Hayvancılık ile uğraşan birçok üretici bu adaletsiz rekabet yüzünden daha önce de işini bırakmak zorunda kalmıştı.

Sonrasında devlet baktı ki hayvan açığı oluşuyor.

Hemen “0” faizli teşvikler dağıtılmaya başlandı.

Tekrar ithalat yasağı getirildi.

Bugüne kadar yaklaşık 10 milyar TL teşvik dağıtıldı.

Tam canlandırılmıştı, şimdi ise ithalat izni ile tekrar pasifize ediliyor.

Belli ki hükümet için “aşağı tükürse sakal, yukarı tükürse bıyık” durumu oluşmuş.

İşin içinden çıkılamıyor.

Özet ile;

Önce hayvancılık canlandırılmaya çalışılıyor (teşvikler, vs.), 

Sonrasında maliyetler kontrol altına alınamadığı için et fiyatları hızla artıyor,

İthal bağımlılığımız sebebi ile döviz artıyor, tekrar maliyetler artıyor,

Fiyatları düşürebilmek için “karkas et” ithalatına müsaade ediliyor,

Ardından yerli hayvancılık rekabet edemediğinden bitiyor,

Basiretsiz yönetim ile; hayvancılık sektörü ve üreticileri “kurban” ediliyor.

“Çamurlu su ne kadar uzun akarsa o kadar temizlenir,” derler.

Maalesef bunca yıllık hayvancılık geçmişimize rağmen kirimizi temizleyemiyoruz.

Belki de çözümü kendi geçmişimizde aramıyoruz!!!

Başkasının ağzı da başkasına yarıyor. 

Sonuç olarak; 

Devletimizin verdiği teşvikler heba olup gidiyor,

Üretim bitiyor, işsizlik artıyor,

Borcumuza borç ekleniyor; ülke zayıflıyor,

Yabancı çiftçiler daha da güçleniyor,

Halkımız sağlıksız ithal etlere mahkûm kalıyor...

Evet, bu ayın sonunda Kurban Bayramımızı kutlayacağız.
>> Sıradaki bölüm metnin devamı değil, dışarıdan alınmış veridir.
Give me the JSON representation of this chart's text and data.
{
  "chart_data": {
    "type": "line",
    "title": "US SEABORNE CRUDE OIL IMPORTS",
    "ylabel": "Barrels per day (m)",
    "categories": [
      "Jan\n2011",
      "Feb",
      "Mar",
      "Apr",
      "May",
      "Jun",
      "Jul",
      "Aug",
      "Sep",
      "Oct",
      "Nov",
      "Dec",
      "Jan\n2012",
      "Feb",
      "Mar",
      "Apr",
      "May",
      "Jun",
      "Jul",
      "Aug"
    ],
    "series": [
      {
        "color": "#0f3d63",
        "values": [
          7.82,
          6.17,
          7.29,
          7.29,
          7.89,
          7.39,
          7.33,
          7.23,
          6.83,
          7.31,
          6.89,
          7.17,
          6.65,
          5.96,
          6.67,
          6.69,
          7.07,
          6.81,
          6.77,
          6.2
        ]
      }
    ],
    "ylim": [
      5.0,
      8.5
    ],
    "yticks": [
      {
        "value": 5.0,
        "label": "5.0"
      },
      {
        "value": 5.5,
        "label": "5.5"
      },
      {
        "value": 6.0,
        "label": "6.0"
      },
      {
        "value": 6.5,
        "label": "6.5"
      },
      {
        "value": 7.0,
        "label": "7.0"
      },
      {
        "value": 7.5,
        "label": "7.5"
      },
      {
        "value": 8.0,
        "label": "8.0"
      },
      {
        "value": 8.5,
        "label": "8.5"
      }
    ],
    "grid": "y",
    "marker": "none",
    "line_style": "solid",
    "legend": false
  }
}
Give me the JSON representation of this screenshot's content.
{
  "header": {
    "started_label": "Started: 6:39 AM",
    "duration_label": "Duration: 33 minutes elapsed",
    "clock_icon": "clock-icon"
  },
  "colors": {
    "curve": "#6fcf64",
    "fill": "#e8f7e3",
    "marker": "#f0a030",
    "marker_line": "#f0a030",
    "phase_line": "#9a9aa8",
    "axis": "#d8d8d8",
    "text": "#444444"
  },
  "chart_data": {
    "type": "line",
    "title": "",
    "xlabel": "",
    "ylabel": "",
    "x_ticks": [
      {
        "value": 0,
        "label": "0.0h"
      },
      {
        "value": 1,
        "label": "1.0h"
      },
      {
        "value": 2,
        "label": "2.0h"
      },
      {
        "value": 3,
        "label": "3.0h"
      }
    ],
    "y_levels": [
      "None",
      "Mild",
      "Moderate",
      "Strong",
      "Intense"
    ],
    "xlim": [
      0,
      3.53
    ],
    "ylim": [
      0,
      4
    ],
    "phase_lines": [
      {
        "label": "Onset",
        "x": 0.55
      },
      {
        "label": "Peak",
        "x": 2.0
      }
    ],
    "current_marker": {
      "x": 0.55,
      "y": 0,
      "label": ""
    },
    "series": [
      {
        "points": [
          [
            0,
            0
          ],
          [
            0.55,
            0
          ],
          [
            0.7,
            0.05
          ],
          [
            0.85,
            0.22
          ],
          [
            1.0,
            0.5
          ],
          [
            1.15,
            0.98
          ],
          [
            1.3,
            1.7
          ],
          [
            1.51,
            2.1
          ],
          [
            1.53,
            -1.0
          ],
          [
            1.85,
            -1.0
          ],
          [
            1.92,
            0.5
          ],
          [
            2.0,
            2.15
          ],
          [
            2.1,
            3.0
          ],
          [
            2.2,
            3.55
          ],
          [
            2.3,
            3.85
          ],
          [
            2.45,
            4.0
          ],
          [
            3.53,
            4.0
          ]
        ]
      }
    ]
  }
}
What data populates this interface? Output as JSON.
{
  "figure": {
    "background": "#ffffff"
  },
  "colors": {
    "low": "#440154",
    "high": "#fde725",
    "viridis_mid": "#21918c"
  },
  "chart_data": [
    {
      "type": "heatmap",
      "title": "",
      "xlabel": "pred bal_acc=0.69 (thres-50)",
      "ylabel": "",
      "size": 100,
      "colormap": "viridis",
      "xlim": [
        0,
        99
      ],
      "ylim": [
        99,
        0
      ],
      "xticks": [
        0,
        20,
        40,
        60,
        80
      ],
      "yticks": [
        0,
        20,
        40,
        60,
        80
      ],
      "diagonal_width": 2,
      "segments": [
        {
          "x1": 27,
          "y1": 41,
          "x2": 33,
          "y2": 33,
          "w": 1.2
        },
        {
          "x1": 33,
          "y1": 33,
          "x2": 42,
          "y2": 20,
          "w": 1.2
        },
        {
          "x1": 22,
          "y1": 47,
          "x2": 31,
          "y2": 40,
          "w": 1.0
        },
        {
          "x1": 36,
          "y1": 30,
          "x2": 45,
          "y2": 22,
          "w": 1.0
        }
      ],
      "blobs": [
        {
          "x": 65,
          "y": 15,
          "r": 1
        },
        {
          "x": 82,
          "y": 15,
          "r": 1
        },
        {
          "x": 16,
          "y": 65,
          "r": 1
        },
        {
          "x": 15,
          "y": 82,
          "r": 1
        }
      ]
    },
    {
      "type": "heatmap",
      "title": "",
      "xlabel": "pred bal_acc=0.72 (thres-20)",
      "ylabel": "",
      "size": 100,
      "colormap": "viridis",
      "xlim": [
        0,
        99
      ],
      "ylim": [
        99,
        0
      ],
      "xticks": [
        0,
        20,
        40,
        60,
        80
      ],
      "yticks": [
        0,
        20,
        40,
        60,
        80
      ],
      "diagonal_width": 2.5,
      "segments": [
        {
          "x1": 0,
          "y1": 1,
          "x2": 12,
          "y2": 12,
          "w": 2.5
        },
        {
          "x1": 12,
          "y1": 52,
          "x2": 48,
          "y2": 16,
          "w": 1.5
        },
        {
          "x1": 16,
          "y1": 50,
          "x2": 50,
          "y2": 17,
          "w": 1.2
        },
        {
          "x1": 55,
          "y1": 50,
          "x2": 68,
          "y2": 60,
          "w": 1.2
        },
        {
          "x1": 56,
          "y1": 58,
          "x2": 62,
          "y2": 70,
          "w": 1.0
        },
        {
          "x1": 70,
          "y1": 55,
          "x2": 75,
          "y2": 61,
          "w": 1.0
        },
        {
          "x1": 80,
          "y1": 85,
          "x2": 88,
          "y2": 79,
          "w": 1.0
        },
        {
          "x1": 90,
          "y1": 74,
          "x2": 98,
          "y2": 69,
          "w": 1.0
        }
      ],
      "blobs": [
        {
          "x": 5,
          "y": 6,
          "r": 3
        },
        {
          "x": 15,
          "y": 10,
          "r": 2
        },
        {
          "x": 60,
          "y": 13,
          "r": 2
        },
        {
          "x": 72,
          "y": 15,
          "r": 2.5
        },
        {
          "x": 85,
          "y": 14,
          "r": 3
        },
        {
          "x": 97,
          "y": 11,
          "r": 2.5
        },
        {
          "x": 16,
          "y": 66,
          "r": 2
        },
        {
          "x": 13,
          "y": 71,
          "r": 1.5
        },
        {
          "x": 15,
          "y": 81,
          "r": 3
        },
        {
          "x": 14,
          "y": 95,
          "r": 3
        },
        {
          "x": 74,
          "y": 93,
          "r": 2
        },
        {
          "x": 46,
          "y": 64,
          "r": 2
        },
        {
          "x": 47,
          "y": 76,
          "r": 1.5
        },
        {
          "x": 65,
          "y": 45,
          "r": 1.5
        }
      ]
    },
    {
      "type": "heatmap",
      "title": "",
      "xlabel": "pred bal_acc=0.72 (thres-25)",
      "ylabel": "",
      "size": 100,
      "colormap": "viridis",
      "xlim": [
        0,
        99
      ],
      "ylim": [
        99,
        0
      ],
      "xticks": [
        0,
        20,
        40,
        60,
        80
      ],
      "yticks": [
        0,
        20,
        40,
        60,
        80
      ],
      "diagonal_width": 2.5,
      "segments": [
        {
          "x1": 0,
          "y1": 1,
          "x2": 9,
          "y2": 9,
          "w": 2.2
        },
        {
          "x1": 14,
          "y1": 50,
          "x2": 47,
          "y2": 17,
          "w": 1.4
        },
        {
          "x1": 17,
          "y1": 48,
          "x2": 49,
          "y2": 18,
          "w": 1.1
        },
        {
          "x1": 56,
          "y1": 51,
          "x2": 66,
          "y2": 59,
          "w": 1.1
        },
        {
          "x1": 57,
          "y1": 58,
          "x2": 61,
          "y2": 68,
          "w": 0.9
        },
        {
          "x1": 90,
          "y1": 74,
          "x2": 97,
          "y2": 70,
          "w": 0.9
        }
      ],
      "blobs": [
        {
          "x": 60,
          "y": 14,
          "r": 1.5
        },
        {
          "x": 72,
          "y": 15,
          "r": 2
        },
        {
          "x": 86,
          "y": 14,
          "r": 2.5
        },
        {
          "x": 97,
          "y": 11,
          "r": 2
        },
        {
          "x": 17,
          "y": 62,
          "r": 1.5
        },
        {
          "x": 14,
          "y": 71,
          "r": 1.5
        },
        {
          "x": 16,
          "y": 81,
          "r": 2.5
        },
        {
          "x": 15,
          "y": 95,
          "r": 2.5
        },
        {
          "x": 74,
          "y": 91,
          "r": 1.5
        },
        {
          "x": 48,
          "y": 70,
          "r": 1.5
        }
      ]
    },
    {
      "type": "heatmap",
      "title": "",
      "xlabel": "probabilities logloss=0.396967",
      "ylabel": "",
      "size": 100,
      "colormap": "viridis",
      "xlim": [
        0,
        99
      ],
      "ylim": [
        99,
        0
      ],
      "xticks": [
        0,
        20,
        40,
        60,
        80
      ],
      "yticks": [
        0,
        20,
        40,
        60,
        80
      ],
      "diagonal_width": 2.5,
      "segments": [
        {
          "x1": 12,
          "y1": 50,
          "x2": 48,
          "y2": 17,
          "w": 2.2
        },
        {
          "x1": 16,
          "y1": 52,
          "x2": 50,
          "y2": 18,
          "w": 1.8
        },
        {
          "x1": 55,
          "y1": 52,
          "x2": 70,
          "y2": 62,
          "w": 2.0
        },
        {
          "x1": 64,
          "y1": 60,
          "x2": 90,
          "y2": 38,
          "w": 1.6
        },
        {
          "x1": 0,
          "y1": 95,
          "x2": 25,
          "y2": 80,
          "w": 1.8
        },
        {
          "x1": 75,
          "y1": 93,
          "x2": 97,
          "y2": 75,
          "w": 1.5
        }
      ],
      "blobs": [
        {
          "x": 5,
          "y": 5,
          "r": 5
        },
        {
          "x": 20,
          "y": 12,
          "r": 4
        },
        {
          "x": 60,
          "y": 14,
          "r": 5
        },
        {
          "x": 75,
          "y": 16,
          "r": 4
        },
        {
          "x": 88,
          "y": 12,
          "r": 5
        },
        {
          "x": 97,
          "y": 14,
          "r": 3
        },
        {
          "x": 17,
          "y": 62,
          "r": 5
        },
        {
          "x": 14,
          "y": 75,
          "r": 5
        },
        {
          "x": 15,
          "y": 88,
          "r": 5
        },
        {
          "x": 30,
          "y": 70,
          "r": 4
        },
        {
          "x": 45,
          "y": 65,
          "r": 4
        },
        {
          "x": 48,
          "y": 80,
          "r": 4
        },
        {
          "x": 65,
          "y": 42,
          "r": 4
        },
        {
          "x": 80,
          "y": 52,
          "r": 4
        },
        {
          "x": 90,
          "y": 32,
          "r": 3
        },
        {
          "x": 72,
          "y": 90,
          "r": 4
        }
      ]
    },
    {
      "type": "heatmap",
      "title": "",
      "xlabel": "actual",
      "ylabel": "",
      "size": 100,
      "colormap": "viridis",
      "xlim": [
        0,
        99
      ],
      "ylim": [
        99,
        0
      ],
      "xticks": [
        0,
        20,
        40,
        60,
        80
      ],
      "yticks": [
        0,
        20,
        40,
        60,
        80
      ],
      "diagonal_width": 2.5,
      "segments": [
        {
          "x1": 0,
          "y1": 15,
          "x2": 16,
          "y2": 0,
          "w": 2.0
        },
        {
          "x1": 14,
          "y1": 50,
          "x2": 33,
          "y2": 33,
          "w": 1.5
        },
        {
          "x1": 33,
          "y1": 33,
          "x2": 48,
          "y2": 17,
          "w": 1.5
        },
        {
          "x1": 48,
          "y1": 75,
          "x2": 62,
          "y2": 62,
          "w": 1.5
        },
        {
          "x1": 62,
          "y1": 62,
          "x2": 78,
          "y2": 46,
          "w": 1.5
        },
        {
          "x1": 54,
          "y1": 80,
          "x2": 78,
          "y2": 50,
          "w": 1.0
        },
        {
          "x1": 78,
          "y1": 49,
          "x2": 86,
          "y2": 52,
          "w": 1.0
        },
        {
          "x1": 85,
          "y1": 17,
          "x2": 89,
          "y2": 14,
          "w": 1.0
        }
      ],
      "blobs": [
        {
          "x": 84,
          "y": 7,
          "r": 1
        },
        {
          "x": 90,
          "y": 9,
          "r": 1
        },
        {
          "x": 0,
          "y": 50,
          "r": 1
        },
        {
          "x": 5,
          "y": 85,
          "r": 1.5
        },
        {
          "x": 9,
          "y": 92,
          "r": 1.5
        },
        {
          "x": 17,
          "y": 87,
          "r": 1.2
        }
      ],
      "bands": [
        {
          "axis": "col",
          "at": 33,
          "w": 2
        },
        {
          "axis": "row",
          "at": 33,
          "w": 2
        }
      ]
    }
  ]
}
Kurban tercihiniz mümkün olduğunca “yerli, genetiği ile oynanmamış, sağlıklı hayvanlar olsun” diyeceğim ama...

Muhtemelen, sağlıklı hayvan çok az bulunduğundan çok pahalı olacak...

Bu işsizlik ortamında ve TL’nin bunca değer kaybının ardından bu öneri ancak küçük bir zümreye hitap etmiş olur.

Bu vesile ile; Müslüman âleminin Kurban Bayramı’nı da şimdiden kutlarım.